How do you handle APIs in Rails, especially when versioning or serialization is required?

Sample answer

When I build APIs in Rails, I aim for consistency, explicit contracts, and long-term maintainability. I usually start by defining the resources clearly and making sure the JSON structure is stable and easy for clients to consume. For serialization, I’ve used tools like ActiveModel Serializers, fast_jsonapi-style patterns, or custom presenters depending on the project, but I always care more about clarity than framework fashion. If versioning is needed, I prefer to make it intentional rather than bolted on later. That might mean namespaced controllers or versioned routes so older clients can keep working while new behavior is introduced separately. I also pay close attention to status codes, pagination, filtering, and error payloads because those details affect client integration more than people expect. On the backend, I try to keep API controllers thin and reusable, with business logic in models or services. I also write request specs for the API contract so changes don’t break consumers unexpectedly.

Question 9

Difficulty: hard

If a production bug appears after a Rails deployment, how would you triage and respond?

Sample answer

My first step is to understand the blast radius and severity.
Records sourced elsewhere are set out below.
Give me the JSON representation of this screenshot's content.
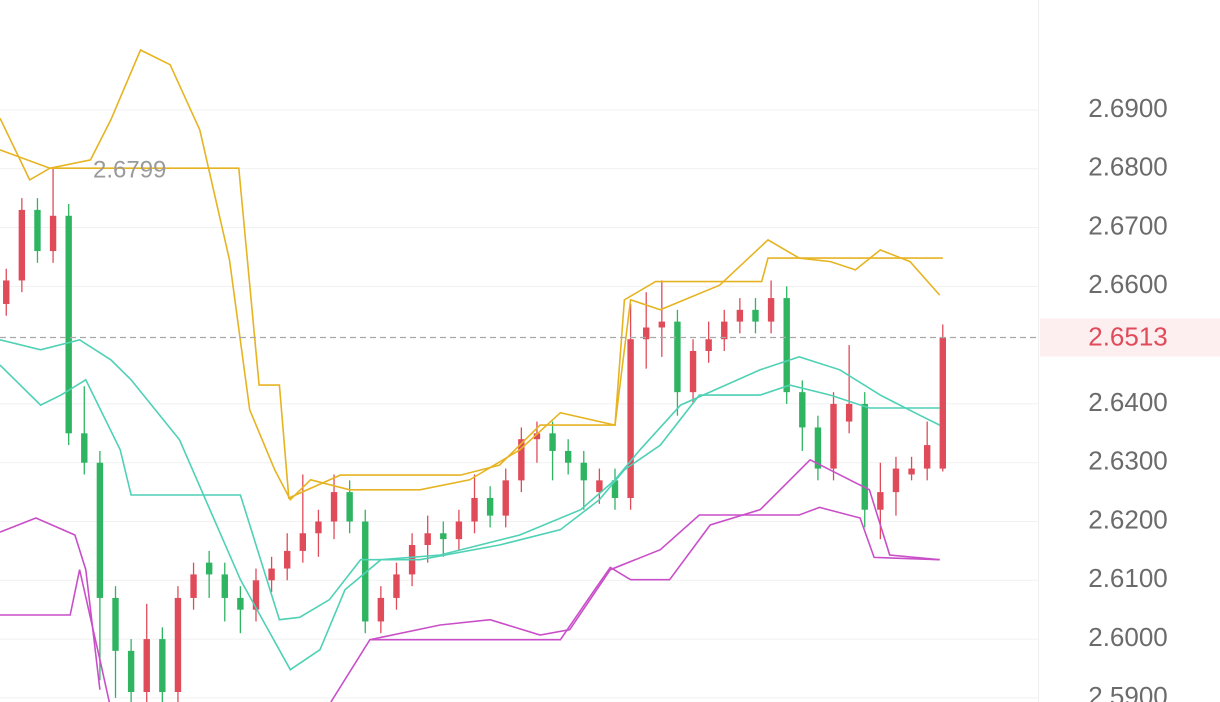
{
  "chart_data": {
    "type": "candlestick",
    "open": [
      2.657,
      2.661,
      2.673,
      2.666,
      2.672,
      2.635,
      2.63,
      2.607,
      2.598,
      2.591,
      2.6,
      2.591,
      2.607,
      2.613,
      2.611,
      2.607,
      2.605,
      2.61,
      2.612,
      2.615,
      2.618,
      2.62,
      2.625,
      2.62,
      2.603,
      2.607,
      2.611,
      2.616,
      2.618,
      2.617,
      2.62,
      2.624,
      2.621,
      2.627,
      2.634,
      2.635,
      2.632,
      2.63,
      2.625,
      2.627,
      2.624,
      2.651,
      2.653,
      2.654,
      2.642,
      2.649,
      2.651,
      2.654,
      2.656,
      2.654,
      2.658,
      2.642,
      2.636,
      2.629,
      2.637,
      2.64,
      2.622,
      2.625,
      2.628,
      2.629,
      2.629
    ],
    "high": [
      2.663,
      2.675,
      2.675,
      2.68,
      2.674,
      2.643,
      2.632,
      2.609,
      2.6,
      2.606,
      2.602,
      2.609,
      2.613,
      2.615,
      2.613,
      2.609,
      2.612,
      2.614,
      2.618,
      2.628,
      2.622,
      2.628,
      2.627,
      2.622,
      2.609,
      2.613,
      2.618,
      2.621,
      2.62,
      2.622,
      2.628,
      2.626,
      2.629,
      2.636,
      2.637,
      2.637,
      2.634,
      2.632,
      2.629,
      2.629,
      2.657,
      2.659,
      2.661,
      2.656,
      2.651,
      2.654,
      2.656,
      2.658,
      2.658,
      2.661,
      2.66,
      2.644,
      2.638,
      2.642,
      2.65,
      2.642,
      2.63,
      2.631,
      2.631,
      2.637,
      2.6535
    ],
    "low": [
      2.655,
      2.659,
      2.664,
      2.664,
      2.633,
      2.628,
      2.593,
      2.59,
      2.589,
      2.589,
      2.589,
      2.589,
      2.605,
      2.607,
      2.603,
      2.601,
      2.603,
      2.608,
      2.61,
      2.613,
      2.614,
      2.617,
      2.618,
      2.601,
      2.601,
      2.605,
      2.609,
      2.613,
      2.614,
      2.615,
      2.618,
      2.619,
      2.619,
      2.625,
      2.63,
      2.627,
      2.628,
      2.622,
      2.623,
      2.622,
      2.622,
      2.646,
      2.648,
      2.638,
      2.64,
      2.647,
      2.649,
      2.652,
      2.652,
      2.652,
      2.64,
      2.632,
      2.627,
      2.627,
      2.635,
      2.619,
      2.617,
      2.621,
      2.627,
      2.627,
      2.6285
    ],
    "close": [
      2.661,
      2.673,
      2.666,
      2.672,
      2.635,
      2.63,
      2.607,
      2.598,
      2.591,
      2.6,
      2.591,
      2.607,
      2.611,
      2.611,
      2.607,
      2.605,
      2.61,
      2.612,
      2.615,
      2.618,
      2.62,
      2.625,
      2.62,
      2.603,
      2.607,
      2.611,
      2.616,
      2.618,
      2.617,
      2.62,
      2.624,
      2.621,
      2.627,
      2.634,
      2.635,
      2.632,
      2.63,
      2.627,
      2.627,
      2.624,
      2.651,
      2.653,
      2.654,
      2.642,
      2.649,
      2.651,
      2.654,
      2.656,
      2.654,
      2.658,
      2.642,
      2.636,
      2.629,
      2.64,
      2.64,
      2.622,
      2.625,
      2.629,
      2.629,
      2.633,
      2.6513
    ],
    "up_color": "#e04b5a",
    "down_color": "#2fb562",
    "lines": [
      {
        "color": "#e6b422",
        "x": [
          -0.4,
          1.5,
          2.8,
          5.4,
          6.7,
          8.6,
          10.5,
          12.4,
          14.3,
          15.6,
          17.2,
          18.2,
          19.5,
          22.0,
          26.5,
          29.7,
          32.9,
          35.5,
          39.0,
          40.0,
          41.9,
          45.7,
          48.8,
          50.8,
          52.8,
          54.4,
          56.0,
          57.9,
          59.8
        ],
        "values": [
          2.6886,
          2.6781,
          2.6801,
          2.6815,
          2.6883,
          2.7002,
          2.6977,
          2.6866,
          2.6645,
          2.639,
          2.6288,
          2.6237,
          2.6271,
          2.6254,
          2.6254,
          2.6271,
          2.6322,
          2.6385,
          2.6364,
          2.6577,
          2.656,
          2.6602,
          2.6679,
          2.6648,
          2.6642,
          2.6628,
          2.6662,
          2.6642,
          2.6585
        ]
      },
      {
        "color": "#e6b422",
        "x": [
          -0.4,
          2.8,
          14.9,
          16.2,
          17.5,
          18.1,
          21.4,
          29.1,
          31.6,
          34.2,
          39.0,
          39.6,
          41.6,
          48.4,
          48.8,
          60.0
        ],
        "values": [
          2.6832,
          2.6801,
          2.6801,
          2.6432,
          2.6432,
          2.624,
          2.6279,
          2.6279,
          2.6296,
          2.6364,
          2.6364,
          2.6577,
          2.6608,
          2.6608,
          2.6648,
          2.6648
        ]
      },
      {
        "color": "#4fd1b5",
        "x": [
          -0.4,
          2.2,
          4.7,
          6.7,
          8.0,
          11.1,
          15.0,
          18.2,
          20.1,
          21.7,
          24.0,
          27.8,
          32.9,
          36.8,
          39.0,
          40.6,
          43.2,
          48.3,
          50.8,
          53.4,
          56.0,
          58.5,
          59.8
        ],
        "values": [
          2.6509,
          2.6492,
          2.6509,
          2.6475,
          2.6441,
          2.6339,
          2.6101,
          2.5948,
          2.5982,
          2.6084,
          2.6135,
          2.6143,
          2.6177,
          2.622,
          2.6271,
          2.6322,
          2.6398,
          2.6458,
          2.648,
          2.6458,
          2.6415,
          2.6381,
          2.6364
        ]
      },
      {
        "color": "#4fd1b5",
        "x": [
          -0.4,
          2.2,
          3.5,
          5.1,
          7.3,
          8.0,
          15.0,
          16.9,
          17.5,
          18.8,
          20.7,
          22.7,
          26.5,
          31.6,
          35.5,
          38.0,
          39.6,
          41.9,
          44.4,
          48.3,
          50.2,
          52.8,
          55.3,
          59.8
        ],
        "values": [
          2.6466,
          2.6398,
          2.6415,
          2.6441,
          2.6322,
          2.6245,
          2.6245,
          2.6084,
          2.6033,
          2.6037,
          2.6067,
          2.6135,
          2.6135,
          2.616,
          2.6186,
          2.6237,
          2.6288,
          2.633,
          2.6415,
          2.6415,
          2.6432,
          2.6415,
          2.6393,
          2.6393
        ]
      },
      {
        "color": "#c94fc9",
        "x": [
          -0.4,
          1.9,
          4.4,
          5.1,
          6.0,
          6.2,
          20.8,
          23.3,
          27.8,
          31.0,
          34.2,
          36.1,
          38.7,
          41.9,
          44.4,
          50.8,
          52.1,
          54.7,
          55.6,
          59.8
        ],
        "values": [
          2.6182,
          2.6206,
          2.6177,
          2.6118,
          2.5914,
          null,
          2.5893,
          2.5999,
          2.6024,
          2.6033,
          2.6007,
          2.6016,
          2.6118,
          2.6152,
          2.6211,
          2.6211,
          2.6224,
          2.6206,
          2.6139,
          2.6135
        ]
      },
      {
        "color": "#c94fc9",
        "x": [
          -0.4,
          4.1,
          4.7,
          6.0,
          6.6,
          7.0,
          23.3,
          35.5,
          37.7,
          38.7,
          40.0,
          42.5,
          45.1,
          48.3,
          51.5,
          55.3,
          56.6,
          59.8
        ],
        "values": [
          2.6041,
          2.6041,
          2.6118,
          2.5965,
          2.5893,
          null,
          2.5999,
          2.5999,
          2.6084,
          2.6122,
          2.6101,
          2.6101,
          2.6194,
          2.622,
          2.6305,
          2.6254,
          2.6143,
          2.6135
        ]
      }
    ],
    "xlim": [
      -0.4,
      66.1
    ],
    "ylim": [
      2.5893,
      2.7087
    ],
    "yticks": [
      {
        "value": 2.69,
        "label": "2.6900"
      },
      {
        "value": 2.68,
        "label": "2.6800"
      },
      {
        "value": 2.67,
        "label": "2.6700"
      },
      {
        "value": 2.66,
        "label": "2.6600"
      },
      {
        "value": 2.64,
        "label": "2.6400"
      },
      {
        "value": 2.63,
        "label": "2.6300"
      },
      {
        "value": 2.62,
        "label": "2.6200"
      },
      {
        "value": 2.61,
        "label": "2.6100"
      },
      {
        "value": 2.6,
        "label": "2.6000"
      },
      {
        "value": 2.59,
        "label": "2.5900"
      }
    ],
    "grid": true,
    "high_marker": 2.6799,
    "current_price": 2.6513,
    "current_price_color": "#e04b5a"
  }
}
I want to know whether the issue is affecting all users, a subset, or only a specific workflow, and whether it’s a data integrity problem, a performance issue, or just a broken UI path. I’d check logs, error tracking, recent deployments, and any feature flags that might help isolate the cause. If the bug is serious, I’d communicate quickly with the team and stakeholders, then decide whether rollback, hotfix, or feature flag disablement is the safest response. I try to avoid making rushed code changes without reproducing or at least narrowing the issue. Once the immediate risk is contained, I’ll reproduce the problem in a controlled environment, identify the root cause, and add tests so it doesn’t happen again. I also like to write a short post-incident summary focused on what happened, how we fixed it, and what process improvement might prevent a similar issue. Calm, structured response matters a lot in production.

Question 10

Difficulty: easy

Why do you enjoy working with Ruby on Rails, and what makes you effective in this role specifically?

Sample answer

I like Rails because it gives strong conventions without getting in the way of solving business problems. It encourages a productive rhythm: build quickly, test thoroughly, and keep the codebase readable. For me, that’s ideal because I enjoy shipping features, but I care just as much about maintainability. What makes me effective in a Ruby on Rails role is that I’m comfortable working across the stack while still respecting separation of concerns. I can move between models, controllers, views, jobs, and tests without treating each layer as a separate world. I also like that Rails rewards good discipline around naming, associations, and data flow, because those choices have a big impact over time. In teams, I tend to be reliable about communicating tradeoffs, asking clarifying questions early, and improving code in small increments rather than waiting for a rewrite. I think that combination—speed, pragmatism, and attention to structure—is what makes Rails development genuinely satisfying and effective for real products.